Jean wrote: "Lillian's road stretched out endlessly before her, as she as one-person contained all the feelings that the personalities had kept secret from her for so many years." [p 292]
Lillian’s mother Jessica was diagnosed as a paranoid schizophrenic but never treated. In addition to ongoing physical abuse throughout Lillian’s early childhood and teenage years, Jessica allowed Lillian to be abused by her stepfather, older sister and step brothers. Later, when Lillian discovered her mother had been moved to a nursing home, she resolved to kill her, driving to the nursing home with a knife concealed in her pocketbook.
"Now fearless Lillian walked boldly towards Jessica fully intending to kill her. In that moment instead of hatred Lillian felt nothing. Lillian turned and walked out of the nursing home leaving her feelings behind." [p 293]
It was the resolution of Rose's rage and the uncovering of The Sleeping One’s belief that she was possessed that finally freed Lillian to live as a person with one identity.
Reflecting on Healing
Lillian wrote:
"Where am I now? All my time is my own. Not lost.
There are tears by the bucket for the lost years that I now remember, along with the feelings... but I'm staying one-person.

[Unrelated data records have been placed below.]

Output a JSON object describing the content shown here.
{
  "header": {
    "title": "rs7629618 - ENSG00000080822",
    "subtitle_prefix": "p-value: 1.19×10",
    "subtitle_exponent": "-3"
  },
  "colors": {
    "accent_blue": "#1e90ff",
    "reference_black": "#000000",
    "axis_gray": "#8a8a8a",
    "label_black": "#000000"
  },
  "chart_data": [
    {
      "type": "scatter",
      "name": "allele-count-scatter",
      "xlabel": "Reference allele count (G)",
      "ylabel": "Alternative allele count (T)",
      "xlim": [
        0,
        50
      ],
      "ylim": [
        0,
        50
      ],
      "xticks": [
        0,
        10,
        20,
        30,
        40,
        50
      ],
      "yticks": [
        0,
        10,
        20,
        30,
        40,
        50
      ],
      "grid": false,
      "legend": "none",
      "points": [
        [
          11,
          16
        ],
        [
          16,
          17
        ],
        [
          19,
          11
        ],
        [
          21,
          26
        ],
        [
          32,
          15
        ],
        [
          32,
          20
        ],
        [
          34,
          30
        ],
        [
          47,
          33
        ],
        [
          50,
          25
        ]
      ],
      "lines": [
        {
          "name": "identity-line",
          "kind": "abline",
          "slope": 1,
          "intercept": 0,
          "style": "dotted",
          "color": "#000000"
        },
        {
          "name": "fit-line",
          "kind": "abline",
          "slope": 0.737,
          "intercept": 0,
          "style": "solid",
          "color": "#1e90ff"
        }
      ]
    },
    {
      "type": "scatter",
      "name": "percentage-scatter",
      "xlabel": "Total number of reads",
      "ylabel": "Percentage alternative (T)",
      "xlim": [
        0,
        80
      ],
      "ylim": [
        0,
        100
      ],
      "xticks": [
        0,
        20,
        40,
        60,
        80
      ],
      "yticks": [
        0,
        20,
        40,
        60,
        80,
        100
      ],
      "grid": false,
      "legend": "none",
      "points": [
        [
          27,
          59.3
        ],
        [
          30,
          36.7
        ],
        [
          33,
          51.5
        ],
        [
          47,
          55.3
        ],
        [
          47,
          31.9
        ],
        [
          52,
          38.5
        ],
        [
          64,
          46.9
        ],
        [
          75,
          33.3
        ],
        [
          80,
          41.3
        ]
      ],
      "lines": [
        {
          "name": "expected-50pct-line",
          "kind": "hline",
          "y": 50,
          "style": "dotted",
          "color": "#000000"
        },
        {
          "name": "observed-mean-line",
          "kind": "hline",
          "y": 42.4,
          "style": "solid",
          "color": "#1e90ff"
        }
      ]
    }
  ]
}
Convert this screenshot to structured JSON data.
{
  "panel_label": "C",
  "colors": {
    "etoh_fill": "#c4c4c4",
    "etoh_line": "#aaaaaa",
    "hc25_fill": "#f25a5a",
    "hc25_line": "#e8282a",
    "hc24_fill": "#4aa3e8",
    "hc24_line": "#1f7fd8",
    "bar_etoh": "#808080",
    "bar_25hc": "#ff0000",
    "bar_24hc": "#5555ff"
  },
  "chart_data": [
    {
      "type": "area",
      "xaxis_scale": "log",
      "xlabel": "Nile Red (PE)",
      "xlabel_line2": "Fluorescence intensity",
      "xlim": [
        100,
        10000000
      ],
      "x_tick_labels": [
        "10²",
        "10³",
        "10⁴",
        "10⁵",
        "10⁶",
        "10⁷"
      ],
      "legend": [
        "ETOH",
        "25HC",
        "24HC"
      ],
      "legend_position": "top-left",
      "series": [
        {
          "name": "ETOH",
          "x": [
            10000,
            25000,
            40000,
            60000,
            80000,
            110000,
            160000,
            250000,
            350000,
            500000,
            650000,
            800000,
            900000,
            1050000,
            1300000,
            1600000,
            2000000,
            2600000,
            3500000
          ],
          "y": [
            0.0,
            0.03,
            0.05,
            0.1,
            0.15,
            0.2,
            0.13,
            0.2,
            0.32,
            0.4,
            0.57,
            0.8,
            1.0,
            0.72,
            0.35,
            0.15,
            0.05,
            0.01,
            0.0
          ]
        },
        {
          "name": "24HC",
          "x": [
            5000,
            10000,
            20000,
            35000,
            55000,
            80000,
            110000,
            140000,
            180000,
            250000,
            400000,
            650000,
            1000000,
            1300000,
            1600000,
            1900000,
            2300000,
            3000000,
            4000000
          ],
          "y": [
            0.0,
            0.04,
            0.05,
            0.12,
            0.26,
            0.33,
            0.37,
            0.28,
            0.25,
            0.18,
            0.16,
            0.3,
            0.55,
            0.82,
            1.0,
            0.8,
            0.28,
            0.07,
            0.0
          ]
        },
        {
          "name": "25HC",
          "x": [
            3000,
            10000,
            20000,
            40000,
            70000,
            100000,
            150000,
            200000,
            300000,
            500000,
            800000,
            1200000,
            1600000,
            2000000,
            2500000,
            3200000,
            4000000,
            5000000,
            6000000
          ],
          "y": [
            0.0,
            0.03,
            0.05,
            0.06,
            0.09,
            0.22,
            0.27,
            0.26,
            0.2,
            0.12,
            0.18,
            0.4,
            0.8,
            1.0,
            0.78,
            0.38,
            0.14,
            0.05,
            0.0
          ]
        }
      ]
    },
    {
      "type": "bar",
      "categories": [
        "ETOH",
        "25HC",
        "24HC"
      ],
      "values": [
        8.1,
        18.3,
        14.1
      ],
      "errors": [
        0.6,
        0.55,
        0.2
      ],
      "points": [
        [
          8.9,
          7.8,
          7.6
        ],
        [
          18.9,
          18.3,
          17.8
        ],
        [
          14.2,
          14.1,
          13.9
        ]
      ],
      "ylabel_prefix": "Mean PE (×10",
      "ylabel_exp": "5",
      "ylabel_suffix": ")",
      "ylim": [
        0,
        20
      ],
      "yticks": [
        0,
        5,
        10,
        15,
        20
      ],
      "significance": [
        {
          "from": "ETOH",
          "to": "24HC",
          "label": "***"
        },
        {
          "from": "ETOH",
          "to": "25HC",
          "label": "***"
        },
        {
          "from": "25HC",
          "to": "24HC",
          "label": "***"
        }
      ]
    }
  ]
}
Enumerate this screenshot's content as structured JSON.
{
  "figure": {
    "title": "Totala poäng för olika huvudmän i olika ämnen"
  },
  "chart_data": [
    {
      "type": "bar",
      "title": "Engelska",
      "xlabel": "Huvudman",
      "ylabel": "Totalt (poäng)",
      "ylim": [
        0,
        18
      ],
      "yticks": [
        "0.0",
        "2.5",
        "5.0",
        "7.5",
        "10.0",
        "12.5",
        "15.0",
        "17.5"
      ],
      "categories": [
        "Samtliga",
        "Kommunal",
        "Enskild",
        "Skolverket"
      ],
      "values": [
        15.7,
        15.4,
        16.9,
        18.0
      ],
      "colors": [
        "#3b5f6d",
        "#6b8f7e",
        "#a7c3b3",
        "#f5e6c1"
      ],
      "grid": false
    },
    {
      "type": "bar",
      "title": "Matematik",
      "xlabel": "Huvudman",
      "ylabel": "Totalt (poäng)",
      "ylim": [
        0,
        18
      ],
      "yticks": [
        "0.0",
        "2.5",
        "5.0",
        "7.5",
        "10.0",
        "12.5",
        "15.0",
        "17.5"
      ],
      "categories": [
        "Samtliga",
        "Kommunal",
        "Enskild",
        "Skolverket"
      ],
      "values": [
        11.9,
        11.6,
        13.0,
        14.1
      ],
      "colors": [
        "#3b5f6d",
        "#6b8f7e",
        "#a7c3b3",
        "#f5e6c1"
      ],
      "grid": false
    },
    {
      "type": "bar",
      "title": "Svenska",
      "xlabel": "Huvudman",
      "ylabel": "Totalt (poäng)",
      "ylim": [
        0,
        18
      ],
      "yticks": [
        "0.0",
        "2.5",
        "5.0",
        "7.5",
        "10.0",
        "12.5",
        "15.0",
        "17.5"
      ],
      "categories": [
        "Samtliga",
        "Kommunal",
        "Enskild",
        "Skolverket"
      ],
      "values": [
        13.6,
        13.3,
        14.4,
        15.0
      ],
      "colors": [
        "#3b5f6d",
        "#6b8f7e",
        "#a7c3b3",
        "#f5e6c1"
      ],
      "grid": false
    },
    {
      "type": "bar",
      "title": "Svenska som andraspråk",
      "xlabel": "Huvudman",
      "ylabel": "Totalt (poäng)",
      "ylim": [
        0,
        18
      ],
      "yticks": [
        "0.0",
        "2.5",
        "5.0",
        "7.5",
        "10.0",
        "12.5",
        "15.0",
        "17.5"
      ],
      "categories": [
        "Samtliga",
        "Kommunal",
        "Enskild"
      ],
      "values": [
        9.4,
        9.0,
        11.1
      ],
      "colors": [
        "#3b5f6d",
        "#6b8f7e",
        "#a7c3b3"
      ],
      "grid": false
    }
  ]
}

There are frustrations, glaring mistakes, faltering steps and once in a while, success. I am relearning.
My husband and children continue to stand by me. I know now how much they love me.
Childhood abuse is just beginning to command the attention it needs. Much remains to be done. If my story helps even one child victim of abuse my life will have been valuable." [p 302]
Lillian's story serves as a beacon for those afflicted with multiple personality disorder.